(ALBANY, Mo.) The president of Missouri's Hospital Association says even with the federal stimulus money, it's only a matter of days before hospitals across the state run out of money.
The pandemic has killed more than 33,000 Americans as it sweeps across the country, and health experts worry that COVID-19 may kill some rural hospitals too.
"Hundreds of rural hospitals have closed in the last 10 years and that's a trend that seems to be getting worse before the COVID pandemic came about," Dr. Jon Doolittle, president Mosaic Medical Center, Albany said. "Especially in a rural area, it very much has a family feel and a family dynamic and I think that comes through in the quality and the type of care and interactions we have here. So in times like this we are working hard to take care of each other and keep that family afloat."
Statewide hospitals are losing $32 million a day.
"Checking the math here, that's close to a billion dollars a month," Doolittle said.
Elective procedures, routine care, normal emergency medicine, all put on hold to prepare for a surge in coronavirus cases.
"That's to help preserve personal protective equipment, that's to make sure we have capacity elsewhere, it's retraining folks," Doolittle said.
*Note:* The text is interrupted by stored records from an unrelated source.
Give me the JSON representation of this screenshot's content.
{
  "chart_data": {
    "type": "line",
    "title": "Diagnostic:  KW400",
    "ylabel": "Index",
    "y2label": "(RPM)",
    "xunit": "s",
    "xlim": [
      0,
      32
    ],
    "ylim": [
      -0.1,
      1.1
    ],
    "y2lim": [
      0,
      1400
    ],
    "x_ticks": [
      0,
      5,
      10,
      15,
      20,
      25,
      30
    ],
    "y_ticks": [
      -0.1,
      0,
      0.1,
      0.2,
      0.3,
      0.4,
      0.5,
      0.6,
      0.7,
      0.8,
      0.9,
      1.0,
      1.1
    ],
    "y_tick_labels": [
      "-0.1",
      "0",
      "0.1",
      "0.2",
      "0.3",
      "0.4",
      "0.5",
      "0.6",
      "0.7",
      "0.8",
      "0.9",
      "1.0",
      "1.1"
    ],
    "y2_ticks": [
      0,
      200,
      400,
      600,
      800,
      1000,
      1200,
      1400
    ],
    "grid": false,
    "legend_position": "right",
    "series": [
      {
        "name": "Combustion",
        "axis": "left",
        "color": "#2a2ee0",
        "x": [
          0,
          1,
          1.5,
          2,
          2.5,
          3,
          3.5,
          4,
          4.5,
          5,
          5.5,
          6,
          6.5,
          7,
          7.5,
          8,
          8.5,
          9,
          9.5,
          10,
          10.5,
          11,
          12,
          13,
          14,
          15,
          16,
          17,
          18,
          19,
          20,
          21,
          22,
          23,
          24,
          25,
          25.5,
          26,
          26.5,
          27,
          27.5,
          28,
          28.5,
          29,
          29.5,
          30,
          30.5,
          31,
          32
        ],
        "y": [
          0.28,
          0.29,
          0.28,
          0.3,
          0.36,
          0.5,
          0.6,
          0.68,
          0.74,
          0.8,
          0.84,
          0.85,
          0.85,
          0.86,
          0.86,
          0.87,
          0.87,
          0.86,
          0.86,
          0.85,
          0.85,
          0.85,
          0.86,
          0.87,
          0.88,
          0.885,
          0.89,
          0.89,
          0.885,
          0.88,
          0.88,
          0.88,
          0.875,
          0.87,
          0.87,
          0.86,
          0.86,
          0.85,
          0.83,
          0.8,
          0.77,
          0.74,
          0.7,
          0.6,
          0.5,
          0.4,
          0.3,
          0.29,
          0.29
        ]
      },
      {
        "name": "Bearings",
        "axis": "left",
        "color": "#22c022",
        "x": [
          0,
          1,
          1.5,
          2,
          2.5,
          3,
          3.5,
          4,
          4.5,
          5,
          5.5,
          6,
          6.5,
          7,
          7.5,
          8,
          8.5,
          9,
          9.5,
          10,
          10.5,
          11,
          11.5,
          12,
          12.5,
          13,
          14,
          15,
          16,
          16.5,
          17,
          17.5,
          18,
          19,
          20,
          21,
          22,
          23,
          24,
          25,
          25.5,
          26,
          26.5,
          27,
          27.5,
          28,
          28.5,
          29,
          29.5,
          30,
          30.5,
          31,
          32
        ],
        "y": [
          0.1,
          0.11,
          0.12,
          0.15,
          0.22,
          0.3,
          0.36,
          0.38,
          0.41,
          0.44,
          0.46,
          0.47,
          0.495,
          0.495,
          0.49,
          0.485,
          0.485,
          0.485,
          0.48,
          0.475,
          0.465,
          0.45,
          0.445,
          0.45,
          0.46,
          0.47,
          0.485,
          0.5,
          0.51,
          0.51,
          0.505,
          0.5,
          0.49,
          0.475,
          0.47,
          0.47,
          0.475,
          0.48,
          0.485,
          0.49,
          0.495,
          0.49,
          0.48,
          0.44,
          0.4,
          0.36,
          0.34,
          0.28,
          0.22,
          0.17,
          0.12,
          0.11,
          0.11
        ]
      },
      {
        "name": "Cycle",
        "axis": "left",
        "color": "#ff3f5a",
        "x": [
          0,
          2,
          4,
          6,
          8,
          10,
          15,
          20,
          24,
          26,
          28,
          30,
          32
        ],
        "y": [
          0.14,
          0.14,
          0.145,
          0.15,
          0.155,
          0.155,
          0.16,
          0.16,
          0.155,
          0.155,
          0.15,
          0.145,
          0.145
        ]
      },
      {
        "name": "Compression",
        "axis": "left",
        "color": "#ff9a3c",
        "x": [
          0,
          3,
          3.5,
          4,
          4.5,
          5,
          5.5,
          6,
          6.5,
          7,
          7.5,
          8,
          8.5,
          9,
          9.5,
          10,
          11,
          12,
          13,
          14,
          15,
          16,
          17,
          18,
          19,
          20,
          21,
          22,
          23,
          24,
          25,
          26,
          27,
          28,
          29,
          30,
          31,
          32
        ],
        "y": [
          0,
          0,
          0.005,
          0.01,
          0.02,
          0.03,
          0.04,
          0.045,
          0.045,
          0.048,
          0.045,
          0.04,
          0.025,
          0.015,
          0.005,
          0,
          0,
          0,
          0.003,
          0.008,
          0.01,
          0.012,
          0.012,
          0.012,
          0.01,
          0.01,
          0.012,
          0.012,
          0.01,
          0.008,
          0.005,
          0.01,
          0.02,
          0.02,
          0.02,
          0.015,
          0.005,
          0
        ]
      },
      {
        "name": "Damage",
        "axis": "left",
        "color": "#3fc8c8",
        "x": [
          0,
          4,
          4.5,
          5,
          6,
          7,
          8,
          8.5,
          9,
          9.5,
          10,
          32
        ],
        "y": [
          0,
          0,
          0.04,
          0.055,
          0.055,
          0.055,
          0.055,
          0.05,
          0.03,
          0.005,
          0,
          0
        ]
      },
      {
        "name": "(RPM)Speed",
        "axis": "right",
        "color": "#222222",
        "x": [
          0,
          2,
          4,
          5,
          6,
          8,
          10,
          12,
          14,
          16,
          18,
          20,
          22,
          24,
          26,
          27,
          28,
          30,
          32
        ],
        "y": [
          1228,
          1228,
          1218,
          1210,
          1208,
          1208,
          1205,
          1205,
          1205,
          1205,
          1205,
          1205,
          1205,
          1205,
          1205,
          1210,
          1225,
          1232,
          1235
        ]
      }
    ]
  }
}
Less patients equals less money and hospitals, for better or worse, are businesses with bottom lines.
"We have voluntarily and intentionally stopped doing a lot of what would normally be our day's work as a Missouri hospital," Doolittle said.
Before the pandemic, nearly half of the country's rural hospitals were operating in the red. Now as rural hospitals brace for COVID-19's impact, the normal flow of patients, once a thin stream of revenue, is now slowed to a drip.
"Without some really significant and extraordinary help, I think you're going to see hundreds more rural hospitals following that trend we've seen for the last decade," Doolittle said.
Doolittle says that while Albany also operates on a slim margin, it's fortunate because the hospital is backed by the entire Mosaic system.
"We could potentially take patients from urban and suburban areas and larger community hospitals and really fill this place with those folks and in return get some help that is needed maybe with our local residents who need intensive care," Doolittle said.